Équipe de réalisation : Architecte Hubert Chamberland architecte urbaniste; Ingénieur Jimmy Gauthier, Gauthier Consultants; Entrepreneur Martin Bellavance, Constructions Martin Bellavance.
11) Prix Coalition BOIS Québec (Critères d'évaluation spécifiques : détermination marquée, par des actions et des engagements, à soutenir l'utilisation accrue du bois dans la construction non résidentielle)
Le gagnant est Les Jardins de Métis et son directeur Alexander Reford, Grand-Métis Situés dans la région du Bas-Saint-Laurent, Les Jardins de Métis démontrent, depuis plus de 120 ans, un engagement renouvelé envers le matériau bois, que ce soit en vertu de ses propriétés structurelles, esthétiques ou écologiques. Directeur depuis 1995, date à laquelle sa famille a racheté cet incontournable lieu historique du Bas-Saint-Laurent, Alexander Reford, qui est l’arrière-petit-fils de la fondatrice Elsie Reford, est un visionnaire convaincu de l’importance et de la pertinence d’utiliser le matériau bois.

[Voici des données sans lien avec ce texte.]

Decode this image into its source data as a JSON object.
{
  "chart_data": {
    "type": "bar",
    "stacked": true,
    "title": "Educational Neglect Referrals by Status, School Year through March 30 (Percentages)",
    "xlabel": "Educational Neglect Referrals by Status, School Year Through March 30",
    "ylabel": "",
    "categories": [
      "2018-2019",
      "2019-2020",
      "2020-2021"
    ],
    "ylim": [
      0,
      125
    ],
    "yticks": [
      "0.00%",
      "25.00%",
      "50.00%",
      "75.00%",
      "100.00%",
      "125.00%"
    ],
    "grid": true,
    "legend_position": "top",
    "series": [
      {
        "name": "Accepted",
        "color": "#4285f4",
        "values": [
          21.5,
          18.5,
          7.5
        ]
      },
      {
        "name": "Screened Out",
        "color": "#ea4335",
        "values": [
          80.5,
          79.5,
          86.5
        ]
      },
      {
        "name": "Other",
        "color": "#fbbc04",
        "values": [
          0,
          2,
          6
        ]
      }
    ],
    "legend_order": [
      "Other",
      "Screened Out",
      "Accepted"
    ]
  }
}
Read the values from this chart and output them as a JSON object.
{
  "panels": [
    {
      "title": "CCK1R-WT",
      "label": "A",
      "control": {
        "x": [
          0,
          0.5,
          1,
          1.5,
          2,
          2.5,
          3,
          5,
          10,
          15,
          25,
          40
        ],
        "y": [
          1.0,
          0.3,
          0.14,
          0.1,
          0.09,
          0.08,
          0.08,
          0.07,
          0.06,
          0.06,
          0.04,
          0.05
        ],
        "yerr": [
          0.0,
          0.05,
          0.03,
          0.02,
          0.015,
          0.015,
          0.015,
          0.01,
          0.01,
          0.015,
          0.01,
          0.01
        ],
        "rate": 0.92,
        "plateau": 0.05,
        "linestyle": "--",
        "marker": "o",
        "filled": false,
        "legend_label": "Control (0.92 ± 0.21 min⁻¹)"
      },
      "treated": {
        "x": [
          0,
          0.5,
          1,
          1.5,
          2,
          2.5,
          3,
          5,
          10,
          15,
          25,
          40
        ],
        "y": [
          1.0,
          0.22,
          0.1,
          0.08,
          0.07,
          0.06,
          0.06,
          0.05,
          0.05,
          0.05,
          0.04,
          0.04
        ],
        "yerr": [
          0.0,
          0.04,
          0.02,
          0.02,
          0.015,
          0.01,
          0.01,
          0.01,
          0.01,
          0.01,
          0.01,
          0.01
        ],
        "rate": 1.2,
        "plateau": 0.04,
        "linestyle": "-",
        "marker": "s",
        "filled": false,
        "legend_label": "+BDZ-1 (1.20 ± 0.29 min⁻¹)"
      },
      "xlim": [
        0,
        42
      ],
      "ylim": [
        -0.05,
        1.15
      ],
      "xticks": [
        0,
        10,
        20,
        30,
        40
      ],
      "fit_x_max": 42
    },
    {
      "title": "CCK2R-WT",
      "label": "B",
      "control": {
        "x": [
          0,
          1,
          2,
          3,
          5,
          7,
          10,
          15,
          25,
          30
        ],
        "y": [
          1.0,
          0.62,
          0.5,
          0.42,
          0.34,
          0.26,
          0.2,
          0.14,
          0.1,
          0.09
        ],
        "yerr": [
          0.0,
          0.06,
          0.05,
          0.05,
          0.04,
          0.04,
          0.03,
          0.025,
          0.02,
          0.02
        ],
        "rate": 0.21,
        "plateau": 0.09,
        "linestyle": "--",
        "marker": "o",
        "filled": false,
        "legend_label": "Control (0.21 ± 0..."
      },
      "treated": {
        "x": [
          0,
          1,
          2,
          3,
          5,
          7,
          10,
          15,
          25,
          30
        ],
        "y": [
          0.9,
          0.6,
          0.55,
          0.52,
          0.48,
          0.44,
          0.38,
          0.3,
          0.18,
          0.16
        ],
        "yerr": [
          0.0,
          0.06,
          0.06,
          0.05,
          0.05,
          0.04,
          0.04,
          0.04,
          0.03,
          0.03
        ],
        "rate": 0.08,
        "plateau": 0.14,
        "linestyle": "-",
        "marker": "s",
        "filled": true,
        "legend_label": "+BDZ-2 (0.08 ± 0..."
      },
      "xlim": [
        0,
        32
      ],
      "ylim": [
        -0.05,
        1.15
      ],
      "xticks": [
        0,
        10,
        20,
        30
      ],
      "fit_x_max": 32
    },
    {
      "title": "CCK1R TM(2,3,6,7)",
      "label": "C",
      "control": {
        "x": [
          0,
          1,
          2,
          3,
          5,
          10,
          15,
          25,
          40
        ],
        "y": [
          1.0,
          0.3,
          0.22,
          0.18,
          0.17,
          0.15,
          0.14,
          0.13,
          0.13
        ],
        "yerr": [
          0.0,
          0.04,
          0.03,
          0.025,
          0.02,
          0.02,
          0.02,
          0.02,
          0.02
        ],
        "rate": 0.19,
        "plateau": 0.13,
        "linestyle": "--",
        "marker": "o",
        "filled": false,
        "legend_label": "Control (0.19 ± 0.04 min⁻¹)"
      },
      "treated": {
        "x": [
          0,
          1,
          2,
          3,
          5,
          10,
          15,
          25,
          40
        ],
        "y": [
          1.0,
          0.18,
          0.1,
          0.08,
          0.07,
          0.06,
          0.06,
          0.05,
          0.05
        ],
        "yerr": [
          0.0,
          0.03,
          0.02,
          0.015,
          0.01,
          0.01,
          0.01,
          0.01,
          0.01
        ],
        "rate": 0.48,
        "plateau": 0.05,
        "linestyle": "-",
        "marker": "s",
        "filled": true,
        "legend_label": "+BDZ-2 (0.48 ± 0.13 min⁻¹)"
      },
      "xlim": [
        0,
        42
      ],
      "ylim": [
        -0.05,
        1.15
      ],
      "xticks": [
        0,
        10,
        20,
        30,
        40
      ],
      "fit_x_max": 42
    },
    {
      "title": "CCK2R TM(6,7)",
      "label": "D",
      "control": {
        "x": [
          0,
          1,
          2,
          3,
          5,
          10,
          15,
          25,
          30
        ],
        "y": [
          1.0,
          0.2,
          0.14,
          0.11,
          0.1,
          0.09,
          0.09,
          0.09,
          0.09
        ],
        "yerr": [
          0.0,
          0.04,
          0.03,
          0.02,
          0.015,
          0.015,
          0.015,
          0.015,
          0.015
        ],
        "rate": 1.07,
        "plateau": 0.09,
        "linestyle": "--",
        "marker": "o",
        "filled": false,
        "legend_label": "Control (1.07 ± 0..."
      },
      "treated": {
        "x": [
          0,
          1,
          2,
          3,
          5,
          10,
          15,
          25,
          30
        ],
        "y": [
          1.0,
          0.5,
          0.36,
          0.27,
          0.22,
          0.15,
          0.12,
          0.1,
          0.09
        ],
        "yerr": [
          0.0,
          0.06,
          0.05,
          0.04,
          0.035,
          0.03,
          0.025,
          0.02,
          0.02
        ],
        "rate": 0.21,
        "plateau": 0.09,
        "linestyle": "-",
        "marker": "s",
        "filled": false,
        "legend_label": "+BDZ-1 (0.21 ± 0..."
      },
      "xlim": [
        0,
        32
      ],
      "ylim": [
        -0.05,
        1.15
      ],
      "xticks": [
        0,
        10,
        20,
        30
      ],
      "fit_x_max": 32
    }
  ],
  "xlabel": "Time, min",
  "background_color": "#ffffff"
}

C’est sous sa direction que deux importants projets de rénovation et de construction de bâtiments en bois ont vu le jour. Solidement implanté dans sa communauté, M. Reford a eu un souci de mettre en valeur les produits du bois de la région et le savoir-faire des artisans locaux. De 2002 à 2008, en s’inspirant d’images et de plans de documents d’archives, Les Jardins de Métis ont procédé à la restauration complète de la Villa Estevan, construite en 1887. Ce bâtiment admirable, qui sert aujourd’hui à la fois de musée, de salle d’exposition et de salle à manger, a donc subi une cure de rajeunissement guidée par la mise en valeur des traits chaleureux du matériau bois et accomplie dans le respect des particularités architecturales d’autrefois. Par ailleurs, M. Reford a été aussi précurseur de la valorisation contemporaine du matériau bois lors de la construction d’un nouveau pavillon d’accueil à vocation multidisciplinaire en 2003. L’association des Jardins de Métis au collectif d’architectes de l’Atelier In Situ, a notamment permis de matérialiser leur souci d’intégration de ce bâtiment avec le milieu, en épousant les contours de la nature environnante. Ce lieu historique, qui conjugue les styles, entre le patrimonial et le contemporain, est l’exemple parfait d’un site où la beauté de la nature se mêle à une utilisation harmonieuse du bois dans la construction.
Le jury était composé des personnes suivantes :
- Gilles Brassard, ingénieur et président de la Corporation des entrepreneurs généraux du Québec;
- Ian Chodikoff, architecte et rédacteur en chef, Canadian Architect;
- Anne Cormier, architecte et directrice de l’École d’architecture de l’Université de Montréal;
- Caroline Frenette, ingénieure et conseillère technique chez Cecobois;
Précisons que le gala des Prix d’excellence Cecobois est le fruit d’une collaboration avec le ministère des Ressources naturelles et de la Faune du Québec, Ressources naturelles Canada et l’Ordre des architectes du Québec.